Efim Sher was born in 1923 in Wilno (now Vilnius), at that time a Polish city. From a young age, he encountered grassroots antisemitism, and was forced to carry a knuckle-duster with him. In 1938, the 15-year-old Sher joined an underground Communist cell. Later he recalled that the main motive that brought him into this organization was the "national [i.e. ethnic] question". In October 1939, Wilno was annexed to Lithuania and became its capital city Vilnius and, between June and August 1940, all of Lithuania was annexed to the Soviet Union. Sher's Communist cell then merged with Soviet Komsomol (Young Communist League).
On June 22, 1941, the first day of the German invasion of the Soviet Union, in the morning, Komsomol members were mobilized for para-military activity; e.g. Sher was sent to guard a power station although he had no weapon, even a rifle. On the next day, Sher and his comrades decided to leave the doomed city on their own. Relatively old, Sher's parents refused to leave together with him. Despite all the difficulties and obstacles, the young people managed to reach Russia.
It was in Smolensk, western Russia, where Sher realized that he would never see his parents, his sister, and other relatives again. He was shocked by this.
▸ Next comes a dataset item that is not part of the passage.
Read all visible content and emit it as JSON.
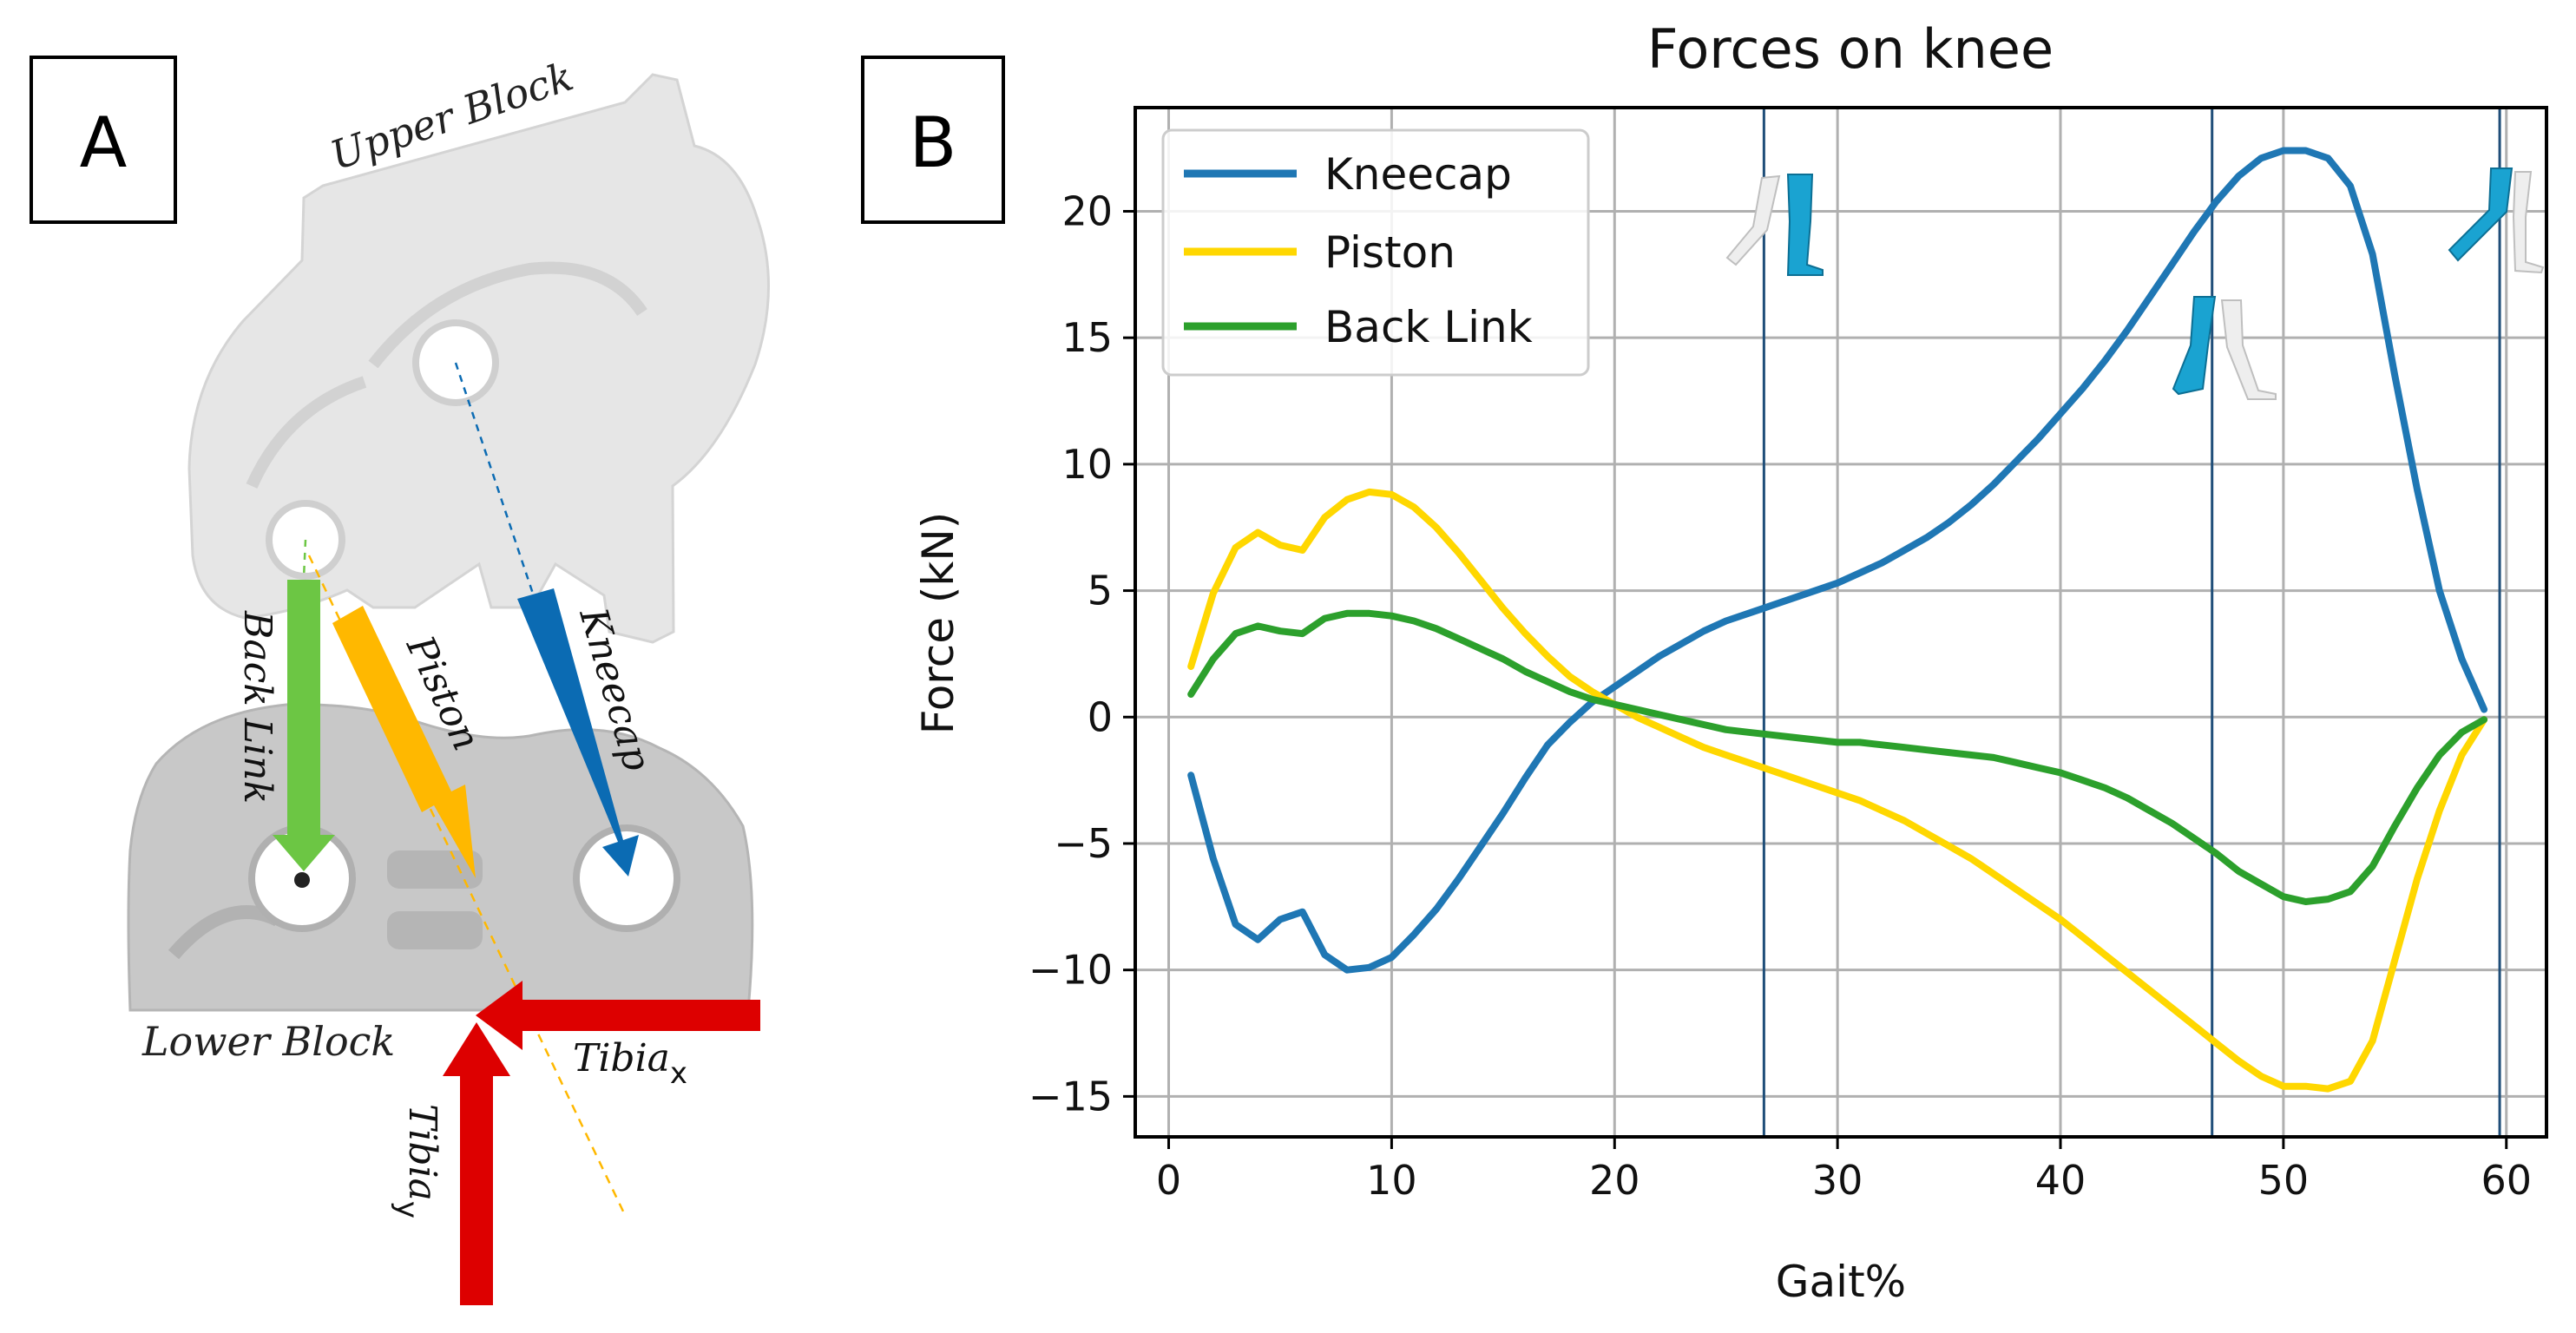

In Smolensk he and his comrades attempted to volunteer to join the Red Army, but were rejected on two grounds: they were only 17 years old and specific Baltic divisions had still not begun to be formed. Instead, they were mobilized for work, first on a kolkhoz, then at a magnesium-producing plant in Berezniki, Urals.
In 1943, Sher was drafted into the Red Army. He became a soldier in a mortar battalion of the 16th Lithuanian Division, under the command of Vulf Vilenskii. His baptism of fire was in June 1944, in eastern Prussia. In Prussia, he was wounded, but returned to combat. In November 1944, NCO Efim Sher, then the commander of a mortar platoon, was transferred to Latvia, to the take part in the liquidation of the enemy's Courland Pocket. There he was seriously wounded by a shell. Fortunately, Sher was sent to a military hospital in Moscow. There Efim learned that Avrom Sutskever, a Yiddish poet from Vilnius, who had been a friend of his father, lived close to the hospital. Sher visited Sutskever, himself a survivor of the Vilnius ghetto, who told Sher that his family had perished in the ghetto.
After his demobilization, Sher refused to return to Vilnius. "I could not live in my home city. Every street, every step brought me back to my youth, to the good time when my parents, sister, relatives, school friends were still alive. Thoughts about their terrible death did not let me rest. ... And so I left Vilnius" – recalled Sher after the war [Kniga zhivykh: Vospominaniia ievreiev-frontovikov, uznikov getto i natsistskikh kontslagerei, boitsov partizanskikh otriadov, zashchitnikov blokadnogo Leningrada (The Book of the Living: Memoirs of Jewish Front-line Fighters, Prisoners of Ghettos and Nazi Concentration Camps, Partisan Fighters, (and) Defenders of Besieged Leningrad), St. Petersburg, 1995]. Sher settled in Leningrad (St. Petersburg), qualified as an acoustical engineer, and worked in the film industry and on the construction of movie theaters and concert halls in this city.